Webhooks

Receive real-time notifications when content is published

Overview

Webhooks allow your application to receive real-time HTTP POST notifications when content is published or unpublished in FlareBuilder. Each webhook request is signed with HMAC-SHA256 for security verification.

Available Events

Payload Format

All webhook requests send a JSON payload with the following structure:

{
  "event": "content.published",
  "timestamp": "2025-12-05T10:30:00Z",
  "tenant_id": "abc123",
  "data": {
    "id": "content-uuid",
    "title": "Sample Event",
    "type": "Event",
    "status": "published",
    "date_published": "2025-12-05T10:30:00Z",
    "description": "Event description",
    "sections": {
      "location": "123 Main St",
      "event_start": "2025-12-10T18:00:00Z",
      "event_end": "2025-12-10T21:00:00Z"
    },
    "tags": ["community", "event"],
    "url": "https://tenant.flarebuilder.com/p/content-uuid"
  }
}

Signature Verification

All webhook requests include an X-Webhook-Signature header containing an HMAC-SHA256 signature of the payload. Verify this signature to ensure the request originated from FlareBuilder.

const crypto = require('crypto');

// Express.js middleware example
function verifyWebhookSignature(req, res, next) {
  const signature = req.headers['x-webhook-signature'];
  const secret = process.env.WEBHOOK_SECRET;

  // Get raw body
  const payload = JSON.stringify(req.body);

  // Compute HMAC
  const hmac = crypto.createHmac('sha256', secret);
  hmac.update(payload);
  const expectedSignature = hmac.digest('hex');

  // Constant-time comparison
  if (crypto.timingSafeEqual(
    Buffer.from(signature),
    Buffer.from(expectedSignature)
  )) {
    next();
  } else {
    res.status(401).json({ error: 'Invalid signature' });
  }
}

// Usage
app.post('/webhook',
  express.json(),
  verifyWebhookSignature,
  (req, res) => {
    const { event, data } = req.body;
    // Process webhook
    processWebhook(event, data).catch(console.error);
    res.status(200).json({ received: true });
  }
);

import hmac
import hashlib
import os
from flask import Flask, request, jsonify

def verify_webhook_signature(payload, signature):
    secret = os.environ.get('WEBHOOK_SECRET')
    expected_signature = hmac.new(
        secret.encode('utf-8'),
        payload.encode('utf-8'),
        hashlib.sha256
    ).hexdigest()
    return hmac.compare_digest(signature, expected_signature)

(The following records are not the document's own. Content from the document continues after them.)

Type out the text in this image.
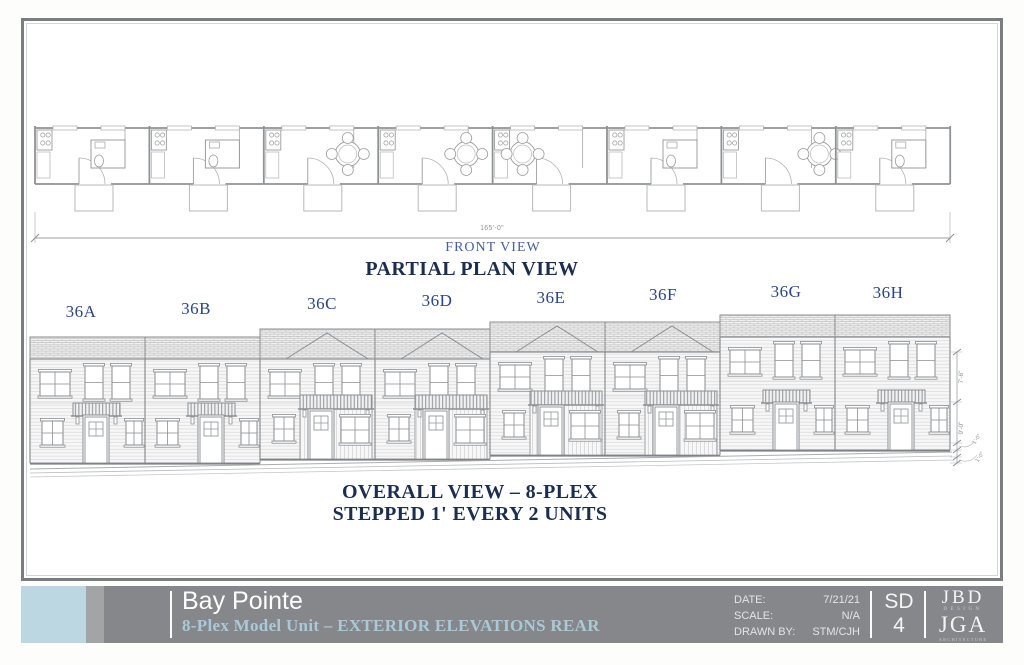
7'-6"
9'-0"
1'-0"
1'-0"
165'-0"
FRONT VIEW
PARTIAL PLAN VIEW
36A	36B	36C	36D	36E	36F	36G	36H
OVERALL VIEW – 8-PLEX
STEPPED 1' EVERY 2 UNITS
Bay Pointe
8-Plex Model Unit – EXTERIOR ELEVATIONS REAR
DATE:	7/21/21
SCALE:	N/A
DRAWN BY: STM/CJH
SD
4
JBD
DESIGN
JGA
ARCHITECTURE
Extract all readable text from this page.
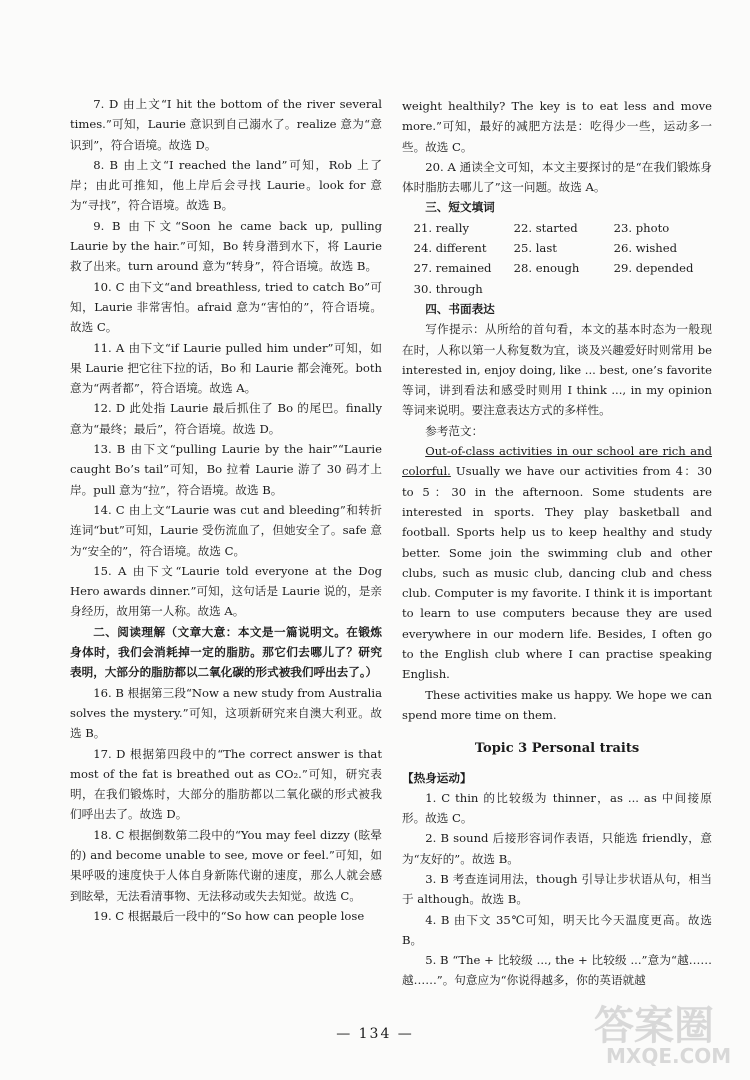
7. D 由上文“I hit the bottom of the river several times.”可知，Laurie 意识到自己溺水了。realize 意为“意识到”，符合语境。故选 D。

8. B 由上文“I reached the land”可知，Rob 上了岸；由此可推知，他上岸后会寻找 Laurie。look for 意为“寻找”，符合语境。故选 B。

9. B 由下文“Soon he came back up, pulling Laurie by the hair.”可知，Bo 转身潜到水下，将 Laurie 救了出来。turn around 意为“转身”，符合语境。故选 B。

10. C 由下文“and breathless, tried to catch Bo”可知，Laurie 非常害怕。afraid 意为“害怕的”，符合语境。故选 C。

11. A 由下文“if Laurie pulled him under”可知，如果 Laurie 把它往下拉的话，Bo 和 Laurie 都会淹死。both 意为“两者都”，符合语境。故选 A。

12. D 此处指 Laurie 最后抓住了 Bo 的尾巴。finally 意为“最终；最后”，符合语境。故选 D。

13. B 由下文“pulling Laurie by the hair”“Laurie caught Bo’s tail”可知，Bo 拉着 Laurie 游了 30 码才上岸。pull 意为“拉”，符合语境。故选 B。

14. C 由上文“Laurie was cut and bleeding”和转折连词“but”可知，Laurie 受伤流血了，但她安全了。safe 意为“安全的”，符合语境。故选 C。

15. A 由下文“Laurie told everyone at the Dog Hero awards dinner.”可知，这句话是 Laurie 说的，是亲身经历，故用第一人称。故选 A。

二、阅读理解（文章大意：本文是一篇说明文。在锻炼身体时，我们会消耗掉一定的脂肪。那它们去哪儿了？研究表明，大部分的脂肪都以二氧化碳的形式被我们呼出去了。）

16. B 根据第三段“Now a new study from Australia solves the mystery.”可知，这项新研究来自澳大利亚。故选 B。

17. D 根据第四段中的“The correct answer is that most of the fat is breathed out as CO₂.”可知，研究表明，在我们锻炼时，大部分的脂肪都以二氧化碳的形式被我们呼出去了。故选 D。

18. C 根据倒数第二段中的“You may feel dizzy (眩晕的) and become unable to see, move or feel.”可知，如果呼吸的速度快于人体自身新陈代谢的速度，那么人就会感到眩晕，无法看清事物、无法移动或失去知觉。故选 C。

19. C 根据最后一段中的“So how can people lose

weight healthily? The key is to eat less and move more.”可知，最好的减肥方法是：吃得少一些，运动多一些。故选 C。

20. A 通读全文可知，本文主要探讨的是“在我们锻炼身体时脂肪去哪儿了”这一问题。故选 A。

三、短文填词

21. really	22. started	23. photo
24. different	25. last	26. wished
27. remained	28. enough	29. depended
30. through

四、书面表达

写作提示：从所给的首句看，本文的基本时态为一般现在时，人称以第一人称复数为宜，谈及兴趣爱好时则常用 be interested in, enjoy doing, like ... best, one’s favorite 等词，讲到看法和感受时则用 I think ..., in my opinion 等词来说明。要注意表达方式的多样性。

参考范文：

Out-of-class activities in our school are rich and colorful. Usually we have our activities from 4：30 to 5：30 in the afternoon. Some students are interested in sports. They play basketball and football. Sports help us to keep healthy and study better. Some join the swimming club and other clubs, such as music club, dancing club and chess club. Computer is my favorite. I think it is important to learn to use computers because they are used everywhere in our modern life. Besides, I often go to the English club where I can practise speaking English.

These activities make us happy. We hope we can spend more time on them.

Topic 3 Personal traits

【热身运动】

1. C thin 的比较级为 thinner，as ... as 中间接原形。故选 C。

2. B sound 后接形容词作表语，只能选 friendly，意为“友好的”。故选 B。

3. B 考查连词用法，though 引导让步状语从句，相当于 although。故选 B。

4. B 由下文 35℃可知，明天比今天温度更高。故选 B。

5. B “The + 比较级 ..., the + 比较级 ...”意为“越……越……”。句意应为“你说得越多，你的英语就越

— 134 —	答案圈
MXQE.COM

@app.route('/webhook', methods=['POST'])
def webhook():
    signature = request.headers.get('X-Webhook-Signature')
    payload = request.get_data(as_text=True)
    
    if not verify_webhook_signature(payload, signature):
        return jsonify({'error': 'Invalid signature'}), 401
    
    data = request.get_json()
    process_webhook.delay(data['event'], data['data'])
    return jsonify({'received': True}), 200

<?php

function verifyWebhookSignature($payload, $signature) {
    $secret = getenv('WEBHOOK_SECRET');
    $expectedSignature = hash_hmac('sha256', $payload, $secret);
    return hash_equals($expectedSignature, $signature);
}

$payload = file_get_contents('php://input');
$headers = getallheaders();
$signature = $headers['X-Webhook-Signature'] ?? '';

if (!verifyWebhookSignature($payload, $signature)) {
    http_response_code(401);
    echo json_encode(['error' => 'Invalid signature']);
    exit;
}

$data = json_decode($payload, true);
processWebhook($data['event'], $data['data']);

http_response_code(200);
echo json_encode(['received' => true]);

?>

Delivery Behavior

Best Practices

Managing Webhooks

You can manage webhooks (create, update, delete) from your FlareBuilder dashboard. The maximum number of webhooks per organization is 3.